To Clone or Not to Clone: What Saith the Commandments

To Clone or Not to Clone: What Saith the Commandments? ©2001
By Dwight A. Moody, Dean of Chapel, Georgetown College, Georgetown, KY

The place to post the Ten Commandments is on the office wall of Pannayiotis Zavos. Zavos is, in the words of Time magazine, "the well-known infertility specialist of the University of Kentucky." He has announced his intentions to clone a human.

Cloning is the product of human curiosity and scientific discovery. For sheer power to amaze, for brute unthinkableness, for unmitigated audacity, cloning has moved to the front of the line. It has leapfrogged over atom splitting, space walking, genome counting, and web traveling (and all other stunning developments in the remarkable sage of modern technology) to become the dilemma of choice for all who bring moral discernment to bear on public policy.

Who would have thought cloning possible? Who would have thought it permissible? Who would have thought it desirable? Who would have thought it moral? Who now comprehends the height and depth of the ethical issues involved?

An arresting counterpart to the somewhat clandestine efforts to clone a human is the grassroots clamor to post the Ten Commandments in public places. A modern quandary is balanced by an ancient moral code.

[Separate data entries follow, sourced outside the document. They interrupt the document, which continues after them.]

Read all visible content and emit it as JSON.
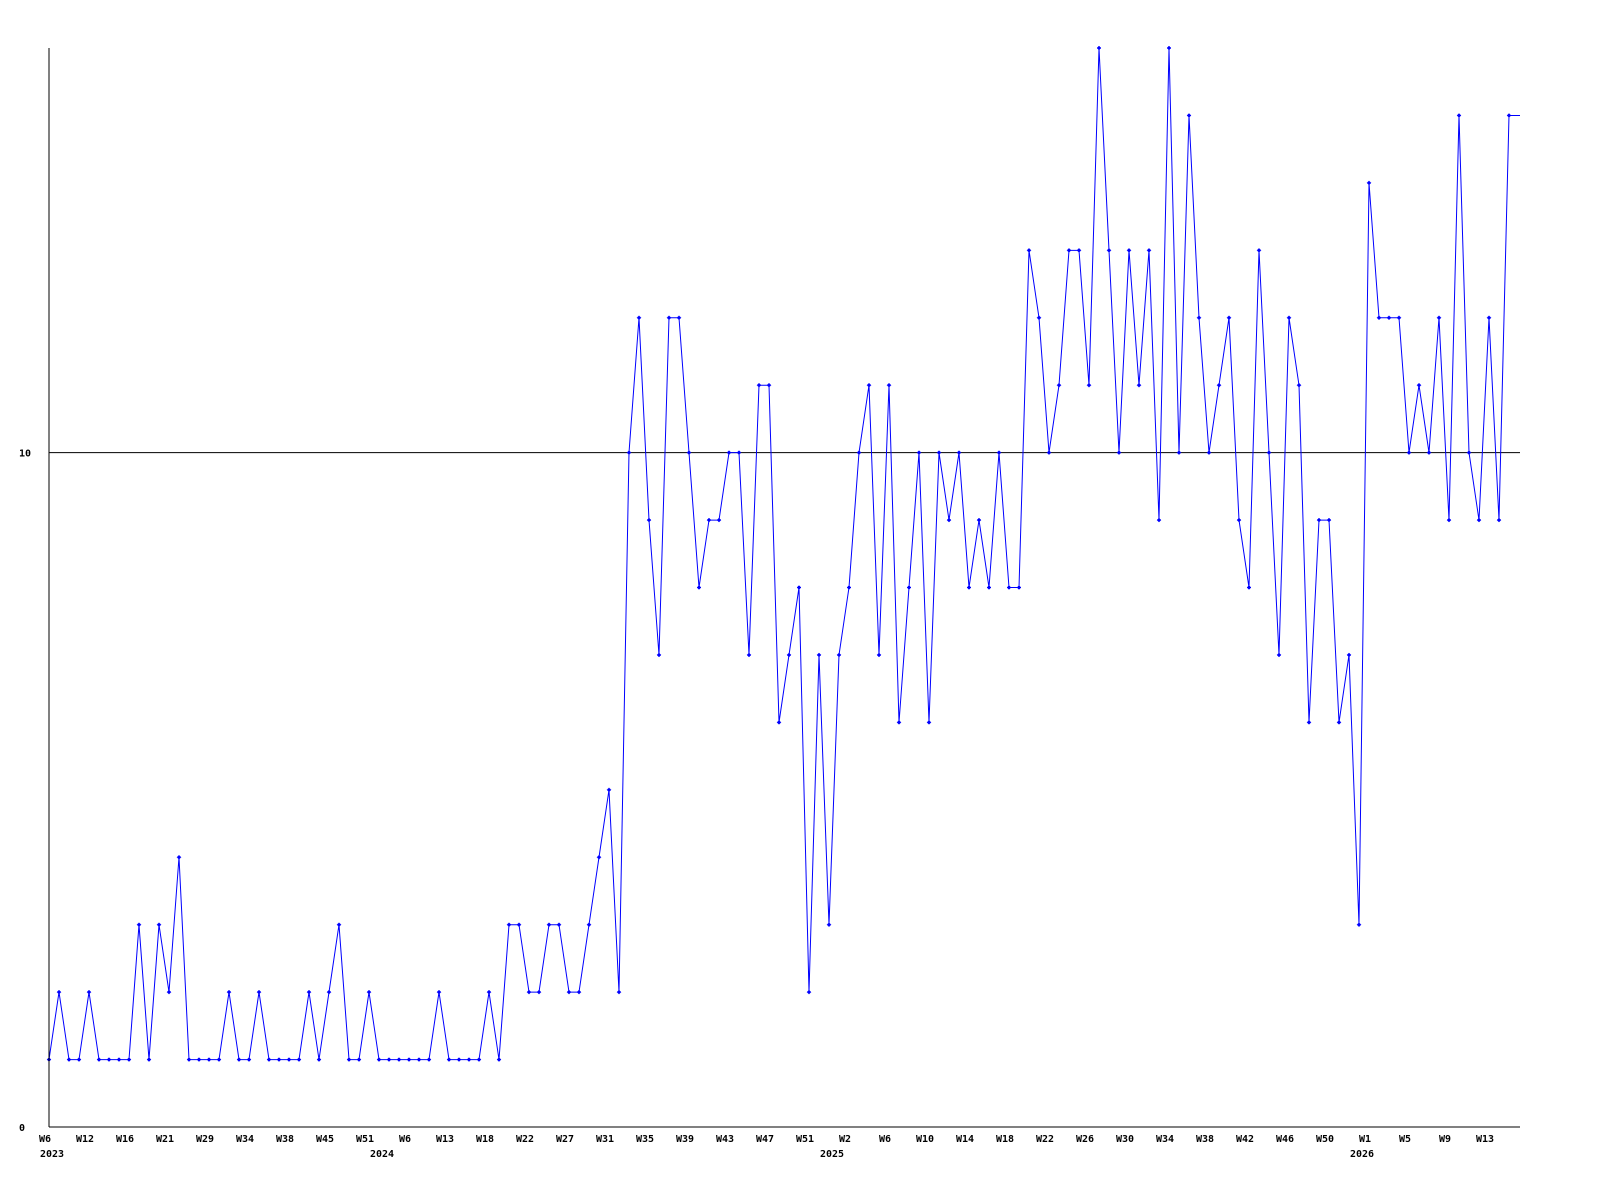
{
  "chart_data": {
    "type": "line",
    "title": "",
    "xlabel": "",
    "ylabel": "",
    "ylim": [
      0,
      16
    ],
    "y_ticks": [
      "0",
      "10"
    ],
    "y_tick_values": [
      0,
      10
    ],
    "reference_line": 10,
    "grid": false,
    "colors": {
      "series": "#0000ff",
      "axis": "#000000"
    },
    "x_tick_labels": [
      "W6",
      "W12",
      "W16",
      "W21",
      "W29",
      "W34",
      "W38",
      "W45",
      "W51",
      "W6",
      "W13",
      "W18",
      "W22",
      "W27",
      "W31",
      "W35",
      "W39",
      "W43",
      "W47",
      "W51",
      "W2",
      "W6",
      "W10",
      "W14",
      "W18",
      "W22",
      "W26",
      "W30",
      "W34",
      "W38",
      "W42",
      "W46",
      "W50",
      "W1",
      "W5",
      "W9",
      "W13"
    ],
    "x_tick_every": 4,
    "year_labels": [
      {
        "label": "2023",
        "index": 0
      },
      {
        "label": "2024",
        "index": 33
      },
      {
        "label": "2025",
        "index": 78
      },
      {
        "label": "2026",
        "index": 131
      }
    ],
    "series": [
      {
        "values": [
          1,
          2,
          1,
          1,
          2,
          1,
          1,
          1,
          1,
          3,
          1,
          3,
          2,
          4,
          1,
          1,
          1,
          1,
          2,
          1,
          1,
          2,
          1,
          1,
          1,
          1,
          2,
          1,
          2,
          3,
          1,
          1,
          2,
          1,
          1,
          1,
          1,
          1,
          1,
          2,
          1,
          1,
          1,
          1,
          2,
          1,
          3,
          3,
          2,
          2,
          3,
          3,
          2,
          2,
          3,
          4,
          5,
          2,
          10,
          12,
          9,
          7,
          12,
          12,
          10,
          8,
          9,
          9,
          10,
          10,
          7,
          11,
          11,
          6,
          7,
          8,
          2,
          7,
          3,
          7,
          8,
          10,
          11,
          7,
          11,
          6,
          8,
          10,
          6,
          10,
          9,
          10,
          8,
          9,
          8,
          10,
          8,
          8,
          13,
          12,
          10,
          11,
          13,
          13,
          11,
          16,
          13,
          10,
          13,
          11,
          13,
          9,
          16,
          10,
          15,
          12,
          10,
          11,
          12,
          9,
          8,
          13,
          10,
          7,
          12,
          11,
          6,
          9,
          9,
          6,
          7,
          3,
          14,
          12,
          12,
          12,
          10,
          11,
          10,
          12,
          9,
          15,
          10,
          9,
          12,
          9,
          15
        ]
      }
    ]
  }
}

The question is whether this top ten list of Hebrew wisdom can help negotiate this number one item of contemporary debate.

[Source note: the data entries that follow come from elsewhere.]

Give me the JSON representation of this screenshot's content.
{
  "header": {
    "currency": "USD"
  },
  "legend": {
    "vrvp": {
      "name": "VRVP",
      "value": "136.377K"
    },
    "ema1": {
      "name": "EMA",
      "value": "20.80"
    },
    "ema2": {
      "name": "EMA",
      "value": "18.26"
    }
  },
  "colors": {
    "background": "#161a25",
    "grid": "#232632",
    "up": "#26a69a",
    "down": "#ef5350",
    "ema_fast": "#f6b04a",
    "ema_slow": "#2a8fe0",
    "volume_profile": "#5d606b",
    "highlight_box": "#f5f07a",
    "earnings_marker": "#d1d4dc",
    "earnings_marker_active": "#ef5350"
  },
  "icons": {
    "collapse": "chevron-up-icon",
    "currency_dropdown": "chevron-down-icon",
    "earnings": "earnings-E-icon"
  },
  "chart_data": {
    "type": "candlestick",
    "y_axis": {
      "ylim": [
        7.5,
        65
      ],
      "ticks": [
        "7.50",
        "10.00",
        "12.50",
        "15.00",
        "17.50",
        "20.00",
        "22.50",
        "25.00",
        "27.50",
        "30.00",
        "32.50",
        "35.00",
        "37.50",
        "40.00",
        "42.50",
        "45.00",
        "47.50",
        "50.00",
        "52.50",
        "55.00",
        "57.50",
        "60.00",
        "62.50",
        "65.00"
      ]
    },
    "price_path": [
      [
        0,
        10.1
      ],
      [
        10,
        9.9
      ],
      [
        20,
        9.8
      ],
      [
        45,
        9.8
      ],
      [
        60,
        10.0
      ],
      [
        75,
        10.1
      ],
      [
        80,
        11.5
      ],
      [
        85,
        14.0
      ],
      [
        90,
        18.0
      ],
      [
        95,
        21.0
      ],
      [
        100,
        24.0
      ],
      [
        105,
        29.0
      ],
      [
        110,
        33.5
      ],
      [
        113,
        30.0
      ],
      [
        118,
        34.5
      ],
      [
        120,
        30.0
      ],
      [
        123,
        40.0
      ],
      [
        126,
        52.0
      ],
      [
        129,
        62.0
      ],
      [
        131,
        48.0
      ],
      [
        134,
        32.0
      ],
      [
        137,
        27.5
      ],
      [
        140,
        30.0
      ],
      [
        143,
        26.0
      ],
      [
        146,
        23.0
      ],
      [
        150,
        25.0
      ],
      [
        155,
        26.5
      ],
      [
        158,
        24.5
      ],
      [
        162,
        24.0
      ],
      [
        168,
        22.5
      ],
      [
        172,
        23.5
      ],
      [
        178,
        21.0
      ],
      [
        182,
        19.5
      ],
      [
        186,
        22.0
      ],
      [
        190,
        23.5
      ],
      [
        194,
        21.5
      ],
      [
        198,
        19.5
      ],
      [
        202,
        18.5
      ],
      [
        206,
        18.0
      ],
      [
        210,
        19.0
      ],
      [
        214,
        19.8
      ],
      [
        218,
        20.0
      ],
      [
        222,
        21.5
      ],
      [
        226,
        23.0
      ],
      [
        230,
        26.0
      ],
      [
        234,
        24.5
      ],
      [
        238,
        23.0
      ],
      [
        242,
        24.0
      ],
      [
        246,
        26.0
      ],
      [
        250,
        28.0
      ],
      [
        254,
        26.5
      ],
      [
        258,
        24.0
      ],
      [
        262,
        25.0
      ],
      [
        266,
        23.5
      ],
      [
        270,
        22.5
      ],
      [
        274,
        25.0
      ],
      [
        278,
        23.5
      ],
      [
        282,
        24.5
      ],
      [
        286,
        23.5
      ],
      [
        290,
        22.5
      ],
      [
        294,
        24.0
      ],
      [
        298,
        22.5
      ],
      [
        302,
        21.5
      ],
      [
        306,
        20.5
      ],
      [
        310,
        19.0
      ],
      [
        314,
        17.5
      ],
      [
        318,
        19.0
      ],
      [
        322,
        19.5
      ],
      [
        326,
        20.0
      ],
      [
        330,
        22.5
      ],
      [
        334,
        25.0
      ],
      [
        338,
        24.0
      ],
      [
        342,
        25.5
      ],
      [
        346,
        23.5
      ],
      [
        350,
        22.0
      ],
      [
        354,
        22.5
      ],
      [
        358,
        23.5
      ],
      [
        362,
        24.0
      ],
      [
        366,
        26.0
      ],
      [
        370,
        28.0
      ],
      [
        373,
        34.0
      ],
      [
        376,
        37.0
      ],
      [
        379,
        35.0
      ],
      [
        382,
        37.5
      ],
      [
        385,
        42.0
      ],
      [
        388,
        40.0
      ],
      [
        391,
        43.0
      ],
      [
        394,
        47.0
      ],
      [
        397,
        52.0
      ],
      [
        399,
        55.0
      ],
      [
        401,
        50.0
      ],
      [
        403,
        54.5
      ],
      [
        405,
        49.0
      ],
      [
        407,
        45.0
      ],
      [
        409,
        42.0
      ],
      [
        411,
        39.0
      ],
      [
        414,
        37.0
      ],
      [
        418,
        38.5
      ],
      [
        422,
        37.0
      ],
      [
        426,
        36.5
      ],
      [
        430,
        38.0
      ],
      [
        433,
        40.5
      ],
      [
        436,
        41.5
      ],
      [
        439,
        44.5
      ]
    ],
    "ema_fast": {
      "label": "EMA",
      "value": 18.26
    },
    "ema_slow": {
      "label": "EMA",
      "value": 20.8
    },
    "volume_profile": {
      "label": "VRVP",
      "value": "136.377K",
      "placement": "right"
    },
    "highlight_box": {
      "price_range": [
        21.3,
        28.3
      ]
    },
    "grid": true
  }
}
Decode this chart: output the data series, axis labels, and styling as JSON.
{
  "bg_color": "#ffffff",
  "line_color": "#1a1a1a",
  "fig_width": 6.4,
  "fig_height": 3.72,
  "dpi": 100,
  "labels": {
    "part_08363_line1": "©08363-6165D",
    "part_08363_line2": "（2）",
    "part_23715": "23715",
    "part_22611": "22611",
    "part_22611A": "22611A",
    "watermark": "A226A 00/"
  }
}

"Do not covet," says commandment number ten.

Accumulation is the hallmark of our culture. When this desire to acquire leads us to manipulate life and law, does it move into the arena of this command? Or is cloning a remarkably accurate way to keep what is most truly ours, namely, our own DNA?

"Do not kill" is a powerful and persistent rule of civilization. But cloning raises to a higher pitch the argument over when life begins.

"Each of the embryos is a human being simply by dint of its genetic makeup." So said one church statement. Cloning requires the creation of many embryos before one emerges that suits the parameters of scientific progress. The others are extinguished. Is this murder?

Many contend the chief motive behind the campaign to clone is money. Make no mistake; there is much to be made. This certainly invokes again rule number ten, but it also challenges the one about telling the truth: "Do not bear false witness." Are those who know telling the truth about the risk to human life as well as the benefits to their bottom line?

One man wants to clone his mother. She is dying much too young, he says. Is this effort to perpetuate her life and legacy done in obedience to the command to "honor parents"? Some will say it is more about Oedipus than about honor.

And then there is rule number one: "Have no other gods before me."

The charge is made that cloning is "playing God." It is an old accusation, heard at every turn, from atomic energy to organ transplant, from contraception to euthanasia. It has been used so often it has lost much of it`s moral punch.

Except for this: the ancient Hebrew prohibition against deities other than Yahweh, the God of Abraham, Isaac, and Jacob, was directed at the pervasive appeal of fertility goddesses!

Perhaps we are indeed back where we started; perhaps the ancients knew something about life and truth and right and wrong; perhaps it is not something new but something old that needs our attention; perhaps those commandments might look just fine on the wall in the good doctor`s office; perhaps, indeed!